On Hostess Neurosis

My friend Sue recently introduced me to a delightful term especially applicable this time of year: Hostess Neurosis. I am sure it is something most readers have experienced at least once; I know I sure have.

Thanksgiving and I are in a complicated relationship. Early on in my hostessing career, I was plagued with much anxiety and perfectionism. While this doesn’t make for a happy, calm person, it certainly helps to produce an amazing overachiever-style meal to remember. Back then, I cooked like my life depended on it.

At some point in my early thirties, I snapped out of it and found what healthy people call perspective. I realized that people will still like me and love me even if I’m not perfect. Even if the stuffing is dry. Even if my silverware has water spots. Even if I’m not a size six.

The downside of this, of course, is that I’m no longer a size six. Ha, I kid! No, the real downside is that when you lose your anxiety, you also lose a lot of your desire to perform at the top level of every single thing in life because you’re in on the secret that it doesn’t really matter. Well, no, that’s not quite right. Things matter, but they start mattering for the right reasons. Things no longer matter out of fear of rejection, they matter because they are truly important to you. This knowledge frees you up a lot. And by you, I mean me.

It’s my long-winded way of saying Thanksgiving is still very important to me, but in a more normal way. I’ve never stopped working hard at planning Thanksgiving. I’ve never stopped making lists, and lists of lists, and attempting to serve The Best Thanksgiving Dinner You Ever Ate. I’m still a little competitive and I still care about doing a good job. It’s still a helluva lot of work and there’s no getting around that part. But finally I can say my Hostess Neurosis has evolved into basic garden variety Hostess Seasonal Stress curable with a little wine. In losing the perfectionism, I’ve lost some of the excellence it once produced, but I’ve gained a lot of joy in the production. I think that’s a pretty fair trade, and I’m thankful for that.

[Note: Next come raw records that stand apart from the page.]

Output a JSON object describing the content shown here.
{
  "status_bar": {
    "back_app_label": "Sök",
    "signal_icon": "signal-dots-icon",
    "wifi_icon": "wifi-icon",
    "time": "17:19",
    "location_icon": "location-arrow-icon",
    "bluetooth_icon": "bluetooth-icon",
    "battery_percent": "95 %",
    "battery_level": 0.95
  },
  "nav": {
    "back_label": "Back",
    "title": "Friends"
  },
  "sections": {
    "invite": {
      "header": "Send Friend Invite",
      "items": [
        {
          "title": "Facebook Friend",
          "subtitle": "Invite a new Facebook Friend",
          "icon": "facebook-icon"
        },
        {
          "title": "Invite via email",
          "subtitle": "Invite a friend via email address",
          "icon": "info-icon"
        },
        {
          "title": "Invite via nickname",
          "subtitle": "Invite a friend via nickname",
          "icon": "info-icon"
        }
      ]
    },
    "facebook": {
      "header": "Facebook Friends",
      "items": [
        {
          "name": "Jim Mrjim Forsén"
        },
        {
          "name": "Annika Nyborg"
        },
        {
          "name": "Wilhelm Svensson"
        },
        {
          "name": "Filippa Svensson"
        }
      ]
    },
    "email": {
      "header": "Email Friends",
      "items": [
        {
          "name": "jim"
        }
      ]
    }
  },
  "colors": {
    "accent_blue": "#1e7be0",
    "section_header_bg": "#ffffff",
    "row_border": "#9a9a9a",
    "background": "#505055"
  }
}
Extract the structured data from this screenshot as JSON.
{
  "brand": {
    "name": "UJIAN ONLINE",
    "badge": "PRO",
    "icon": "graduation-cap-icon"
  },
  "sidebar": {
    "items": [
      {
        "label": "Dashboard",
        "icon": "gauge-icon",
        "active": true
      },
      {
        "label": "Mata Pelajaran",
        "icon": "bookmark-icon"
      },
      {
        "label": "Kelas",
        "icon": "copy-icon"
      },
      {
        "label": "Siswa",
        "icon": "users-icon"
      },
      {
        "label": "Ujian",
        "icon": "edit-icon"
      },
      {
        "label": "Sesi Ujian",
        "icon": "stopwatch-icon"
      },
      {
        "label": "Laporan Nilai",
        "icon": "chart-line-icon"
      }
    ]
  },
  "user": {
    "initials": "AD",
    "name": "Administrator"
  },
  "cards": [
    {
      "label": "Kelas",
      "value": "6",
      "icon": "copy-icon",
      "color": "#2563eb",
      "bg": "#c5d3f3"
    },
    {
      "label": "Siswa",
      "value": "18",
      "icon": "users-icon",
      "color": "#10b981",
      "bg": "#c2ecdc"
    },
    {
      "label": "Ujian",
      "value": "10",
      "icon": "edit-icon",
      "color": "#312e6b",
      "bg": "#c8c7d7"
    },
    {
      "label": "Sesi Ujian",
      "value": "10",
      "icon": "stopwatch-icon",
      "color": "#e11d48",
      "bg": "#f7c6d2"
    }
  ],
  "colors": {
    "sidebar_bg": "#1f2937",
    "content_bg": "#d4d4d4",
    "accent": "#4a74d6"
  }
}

Perfectionism is the voice of the oppressor, the enemy of the people. It will keep you cramped and insane your whole life… I think perfectionism is based on the obsessive belief that if you run carefully enough, hitting each stepping-stone just right, you won’t have to die. The truth is that you will die anyway and that a lot of people who aren’t even looking at their feet are going to do a whole lot better than you, and have a lot more fun while they’re doing it. — Anne Lamott, Bird by Bird




5 thoughts on “On Hostess Neurosis

  1. Wow, you sound like you have the wisdom reserved for those of us over 50 year. Although you know I consider myself an above average cook last year we ordered the complete just heat and serve Thankgiving dinner from the local grocery store. I thought I would miss the 6 hours in the kitchen preparing the feast followed by the short 30 minute break to eat the feast and then back into the kitchen for the two hour clean up. Funny thing is that I rather enjoyed taking last year off. This year my 89 year mother flies in tomorrow and I am back in the kitchen. What I took away from last year is that a majority of the meal can and is being done ahead. Pies ordered, mash potatoes, done; homemade cranberry sauce done; stuffing, beans and squash prepped and all I have to do on the big day is cook the bird and avoid topics involving politics.
    This year I am thankful for many things; one of which is reconnecting with you.

    • Love you, Julie! And I’m so glad to hear your mom is well and joining you this year — I meant to ask you about her when we spoke.

      As always, you’re inspiring me. I might do my cranberry sauce today just so I can be like my friend Julie. If you have any secret ingredient you add, speak up now!